Six collaborateurs de Real Climate, ce blogue qui, depuis 2004, suit les hauts et les bas du climat dans la culture populaire, n’ont pas manqué de jeter le blâme sur les médias : ils auraient mal résumé cette étude. Mais l’étude elle-même était accompagnée d’un communiqué de presse plutôt provocateur : « Le réchauffement climatique prend-il une pause? »

Ce dont parlent dans Nature Noel S. Keenlyside et ses collègues de l’Institut Leibniz des sciences de la mer, en Allemagne, c’est de « prévisions à l’échelle de la décennie dans la région de l’Atlantique Nord ». Dans leur conclusion, donc, ils écrivent que les températures à la surface pourraient ne pas augmenter au cours de la période 2005-2015, par rapport aux chiffres de la période comparable précédente (1995-2004), parce que les phénomènes océaniques connus contrebalanceraient temporairement les effets "humains".

Les auteurs de Real Climate vont même plus loin : cette prévision, pour la période 2005-2015, est-elle exacte? « Nous sommes prêts à parier le contraire » : et eux, dans un article séparé, de se lancer alors dans une complexe démonstration sur le modèle informatique qui conviendrait le mieux, disent-ils, à la décennie en cours.

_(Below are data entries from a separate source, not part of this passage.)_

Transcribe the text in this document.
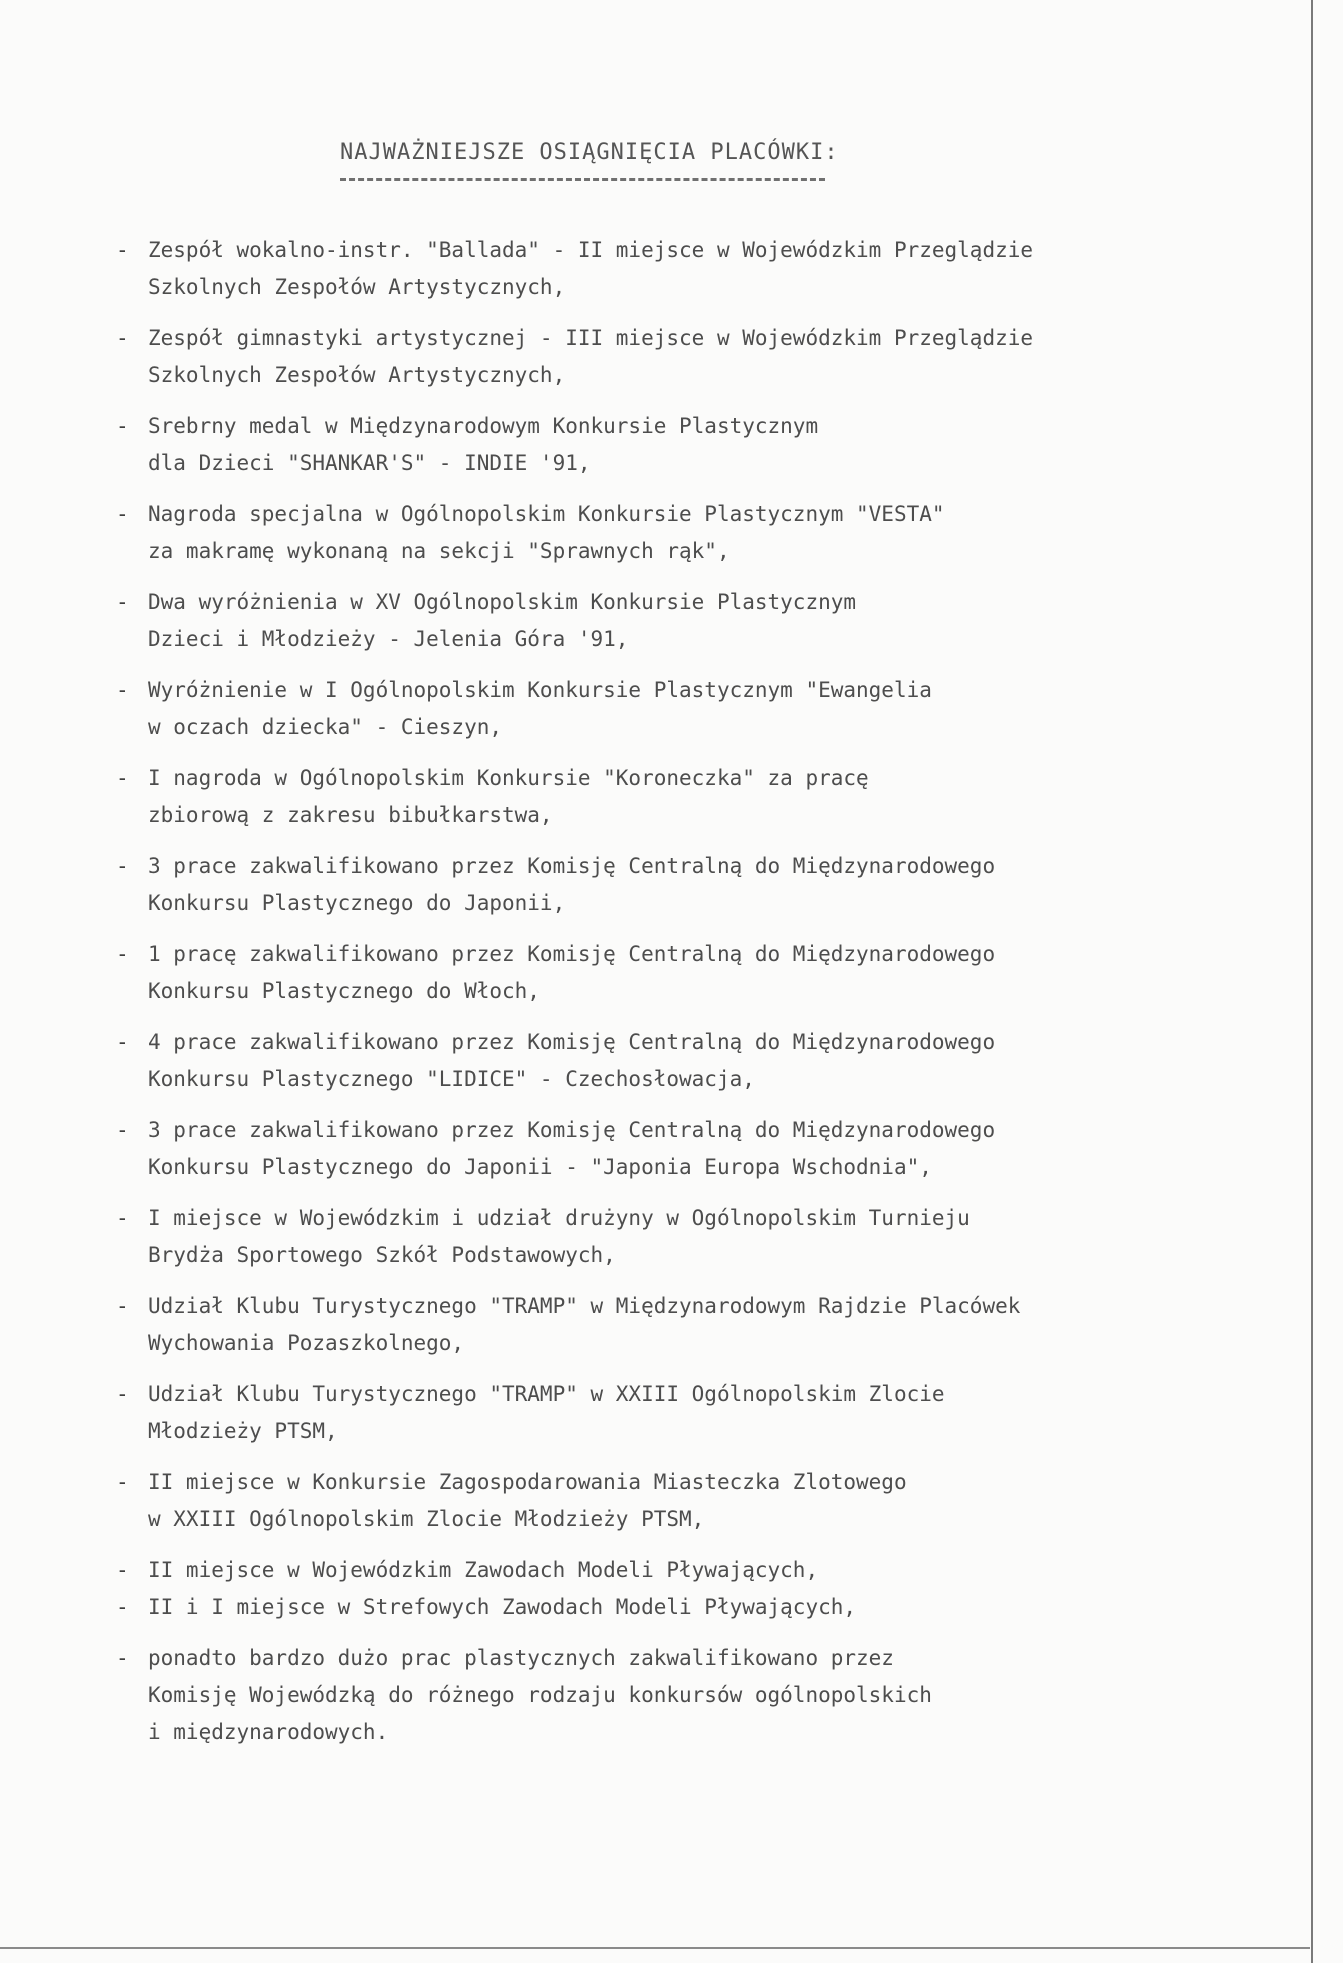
NAJWAŻNIEJSZE OSIĄGNIĘCIA PLACÓWKI:
- Zespół wokalno-instr. "Ballada" - II miejsce w Wojewódzkim Przeglądzie
Szkolnych Zespołów Artystycznych,
- Zespół gimnastyki artystycznej - III miejsce w Wojewódzkim Przeglądzie
Szkolnych Zespołów Artystycznych,
- Srebrny medal w Międzynarodowym Konkursie Plastycznym
dla Dzieci "SHANKAR'S" - INDIE '91,
- Nagroda specjalna w Ogólnopolskim Konkursie Plastycznym "VESTA"
za makramę wykonaną na sekcji "Sprawnych rąk",
- Dwa wyróżnienia w XV Ogólnopolskim Konkursie Plastycznym
Dzieci i Młodzieży - Jelenia Góra '91,
- Wyróżnienie w I Ogólnopolskim Konkursie Plastycznym "Ewangelia
w oczach dziecka" - Cieszyn,
- I nagroda w Ogólnopolskim Konkursie "Koroneczka" za pracę
zbiorową z zakresu bibułkarstwa,
- 3 prace zakwalifikowano przez Komisję Centralną do Międzynarodowego
Konkursu Plastycznego do Japonii,
- 1 pracę zakwalifikowano przez Komisję Centralną do Międzynarodowego
Konkursu Plastycznego do Włoch,
- 4 prace zakwalifikowano przez Komisję Centralną do Międzynarodowego
Konkursu Plastycznego "LIDICE" - Czechosłowacja,
- 3 prace zakwalifikowano przez Komisję Centralną do Międzynarodowego
Konkursu Plastycznego do Japonii - "Japonia Europa Wschodnia",
- I miejsce w Wojewódzkim i udział drużyny w Ogólnopolskim Turnieju
Brydża Sportowego Szkół Podstawowych,
- Udział Klubu Turystycznego "TRAMP" w Międzynarodowym Rajdzie Placówek
Wychowania Pozaszkolnego,
- Udział Klubu Turystycznego "TRAMP" w XXIII Ogólnopolskim Zlocie
Młodzieży PTSM,
- II miejsce w Konkursie Zagospodarowania Miasteczka Zlotowego
w XXIII Ogólnopolskim Zlocie Młodzieży PTSM,
- II miejsce w Wojewódzkim Zawodach Modeli Pływających,
- II i I miejsce w Strefowych Zawodach Modeli Pływających,
- ponadto bardzo dużo prac plastycznych zakwalifikowano przez
Komisję Wojewódzką do różnego rodzaju konkursów ogólnopolskich
i międzynarodowych.
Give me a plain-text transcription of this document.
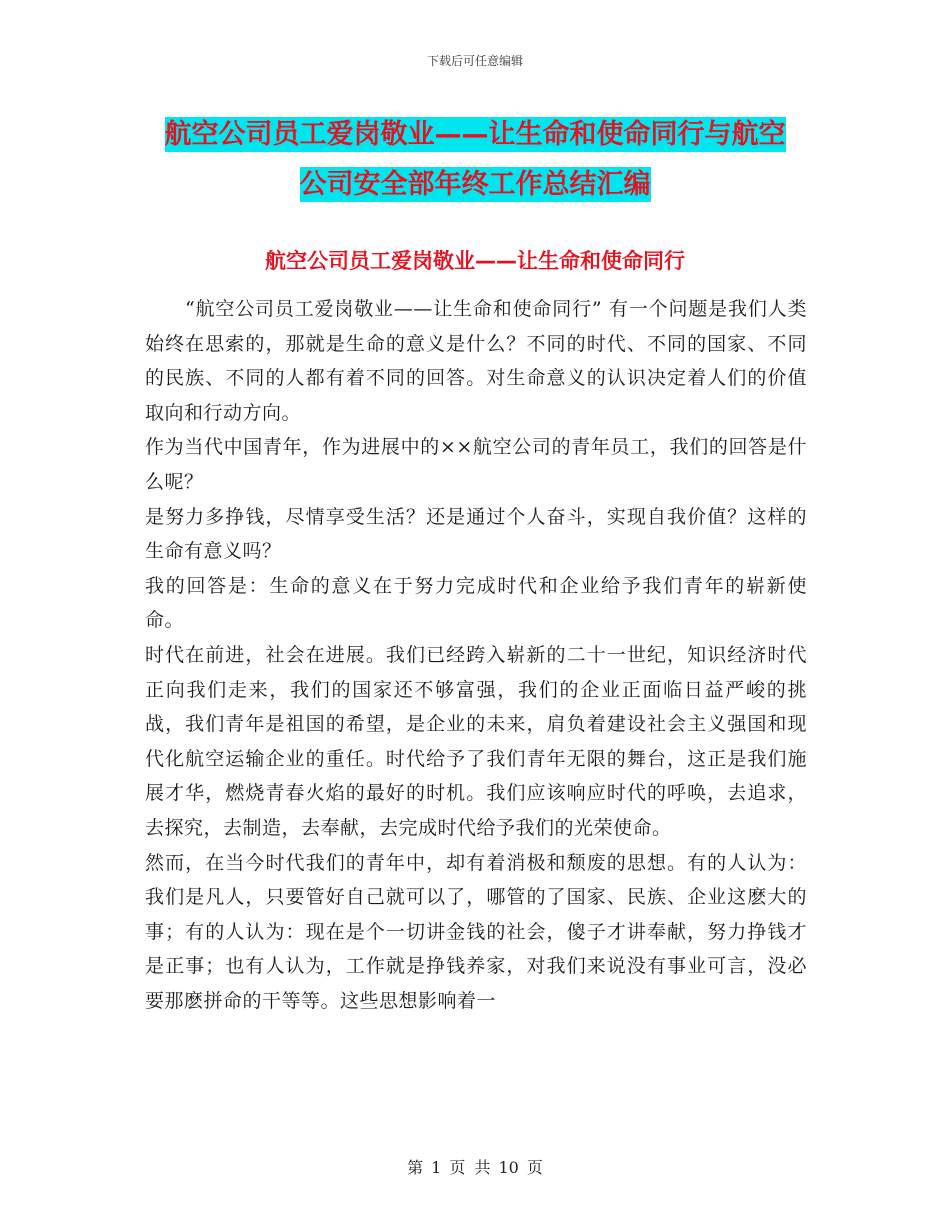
下载后可任意编辑
航空公司员工爱岗敬业——让生命和使命同行与航空
公司安全部年终工作总结汇编
航空公司员工爱岗敬业——让生命和使命同行

“航空公司员工爱岗敬业——让生命和使命同行” 有一个问题是我们人类始终在思索的，那就是生命的意义是什么？不同的时代、不同的国家、不同的民族、不同的人都有着不同的回答。对生命意义的认识决定着人们的价值取向和行动方向。

作为当代中国青年，作为进展中的××航空公司的青年员工，我们的回答是什么呢？

是努力多挣钱，尽情享受生活？还是通过个人奋斗，实现自我价值？这样的生命有意义吗？

我的回答是：生命的意义在于努力完成时代和企业给予我们青年的崭新使命。

时代在前进，社会在进展。我们已经跨入崭新的二十一世纪，知识经济时代正向我们走来，我们的国家还不够富强，我们的企业正面临日益严峻的挑战，我们青年是祖国的希望，是企业的未来，肩负着建设社会主义强国和现代化航空运输企业的重任。时代给予了我们青年无限的舞台，这正是我们施展才华，燃烧青春火焰的最好的时机。我们应该响应时代的呼唤，去追求，去探究，去制造，去奉献，去完成时代给予我们的光荣使命。

然而，在当今时代我们的青年中，却有着消极和颓废的思想。有的人认为：我们是凡人，只要管好自己就可以了，哪管的了国家、民族、企业这麽大的事；有的人认为：现在是个一切讲金钱的社会，傻子才讲奉献，努力挣钱才是正事；也有人认为，工作就是挣钱养家，对我们来说没有事业可言，没必要那麽拼命的干等等。这些思想影响着一

第 1 页 共 10 页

Le fond du problème est là : à l’heure actuelle, les données dont disposent les climatologues et les outils informatiques permettent aux modélisations de prévoir, sur un siècle, une courbe indéniablement à la hausse: jusque-là, c'est du solide. Mais pour prévoir « seulement » une décennie, cela suppose de regarder à la loupe cette courbe : on s’aperçoit alors que la progression est en dents de scie, ce qui n’a rien d’étonnant. Mais quelle est la taille des « dents »? Répondre à cette question suppose un niveau de raffinement qu'aucune équipe n'a encore atteint, au point où cette équipe allemande désigne ses calculs comme « préliminaires ». C’est une « prévision expérimentale ».